"In 1933, nine-year-old Stella
is left in the care of her grandmother, Motty, in the backwoods of Tennessee.
These remote hills of the Smoky Mountains are home to dangerous secrets, and
soon after she arrives, Stella wanders into a dark cavern where she encounters
the family's personal god, an entity known as the Ghostdaddy. Years later,
after a tragic incident that caused her to flee, Stella--now a professional
bootlegger--returns for Motty's funeral, and to check on the mysterious
ten-year-old girl named Sunny that Motty adopted.

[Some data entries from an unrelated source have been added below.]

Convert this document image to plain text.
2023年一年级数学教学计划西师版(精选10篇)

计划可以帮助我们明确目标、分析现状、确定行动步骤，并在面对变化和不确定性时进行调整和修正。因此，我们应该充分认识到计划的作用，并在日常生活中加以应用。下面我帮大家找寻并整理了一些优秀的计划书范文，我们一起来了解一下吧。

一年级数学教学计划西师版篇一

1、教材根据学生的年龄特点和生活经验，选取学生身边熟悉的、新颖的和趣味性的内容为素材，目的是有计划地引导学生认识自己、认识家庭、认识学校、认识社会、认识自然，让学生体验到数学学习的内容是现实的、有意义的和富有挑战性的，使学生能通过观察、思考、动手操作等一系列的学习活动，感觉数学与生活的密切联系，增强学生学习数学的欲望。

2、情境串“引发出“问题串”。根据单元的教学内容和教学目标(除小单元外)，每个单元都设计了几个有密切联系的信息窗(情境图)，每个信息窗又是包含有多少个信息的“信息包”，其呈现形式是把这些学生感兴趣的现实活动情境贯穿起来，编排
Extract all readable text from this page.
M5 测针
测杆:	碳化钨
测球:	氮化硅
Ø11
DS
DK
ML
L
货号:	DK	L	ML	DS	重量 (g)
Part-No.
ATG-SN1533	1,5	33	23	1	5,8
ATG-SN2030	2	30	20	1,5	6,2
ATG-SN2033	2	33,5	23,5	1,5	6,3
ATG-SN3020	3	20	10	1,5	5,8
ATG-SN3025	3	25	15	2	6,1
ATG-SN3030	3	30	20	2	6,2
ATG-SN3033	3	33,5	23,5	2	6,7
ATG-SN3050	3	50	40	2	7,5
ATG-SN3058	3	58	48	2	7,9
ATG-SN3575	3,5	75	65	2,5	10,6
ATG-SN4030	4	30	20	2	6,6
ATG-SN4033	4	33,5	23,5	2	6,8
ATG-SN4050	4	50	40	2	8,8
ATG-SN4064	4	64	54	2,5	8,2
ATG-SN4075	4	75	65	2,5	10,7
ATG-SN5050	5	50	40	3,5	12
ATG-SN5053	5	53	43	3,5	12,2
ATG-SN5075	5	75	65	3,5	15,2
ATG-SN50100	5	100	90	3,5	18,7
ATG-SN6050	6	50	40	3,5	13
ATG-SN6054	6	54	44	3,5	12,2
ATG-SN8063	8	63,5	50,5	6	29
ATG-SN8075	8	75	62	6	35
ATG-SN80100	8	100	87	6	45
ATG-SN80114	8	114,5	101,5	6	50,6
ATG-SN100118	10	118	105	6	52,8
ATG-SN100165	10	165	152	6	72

Sunny appears innocent
enough, but she is more powerful than Stella could imagine--and she's a direct
link to Stella's buried past and her family's destructive faith."
A lot of Daryl Gregory’s own
personal family past is imbued in this fantastic novel of Southern Gothic
(Grady Hendrix could learn something from this tale) horror. In his afterword,
he talks about his ancestors that came out of Tennessee, of being bought out
when the Great Smokey Mountain National Park was created, of his father, “Darrell
Gregory being a direct descendant of Russell Gregory, who was murdered by North
Carolina Rebels at the tail end of the Civil War.” But the book, Revelator, is
just as weird as some of his other tales. He splits the narrative into decades,
which alternate in the chapters. We see Stella from 1933 to 1938 and her return
in 1948. This takes a bit to get used to, but then when you do, the pages fly
by. As I noted, it’s weird, it’s creepy, it leaves you with a sense of What did I just read?
I don’t think it’s scary, and
some of the revelations are bit easily identified, but the book worked for me,
even if Gregory leaves a lot things unanswered. While he deals with what
appears to be primitive Baptists here, the book also does take religion on,
pointing out its flaws, especially how only men have controlled religion, written
so much about God and the Bible, about the arrogance of them printing their own
interpretations, choosing to leave things out, editing and no one ponders
whether what they’re doing was directed by their God or Satan’s.
It’s unsettling at times, and Gregory does this on purpose (it’s a through line through a lot of his books), because I think he enjoys it more than anything, but this book also carries a lot his dark humor, another of his traits. A wonderful tale that I highly recommend.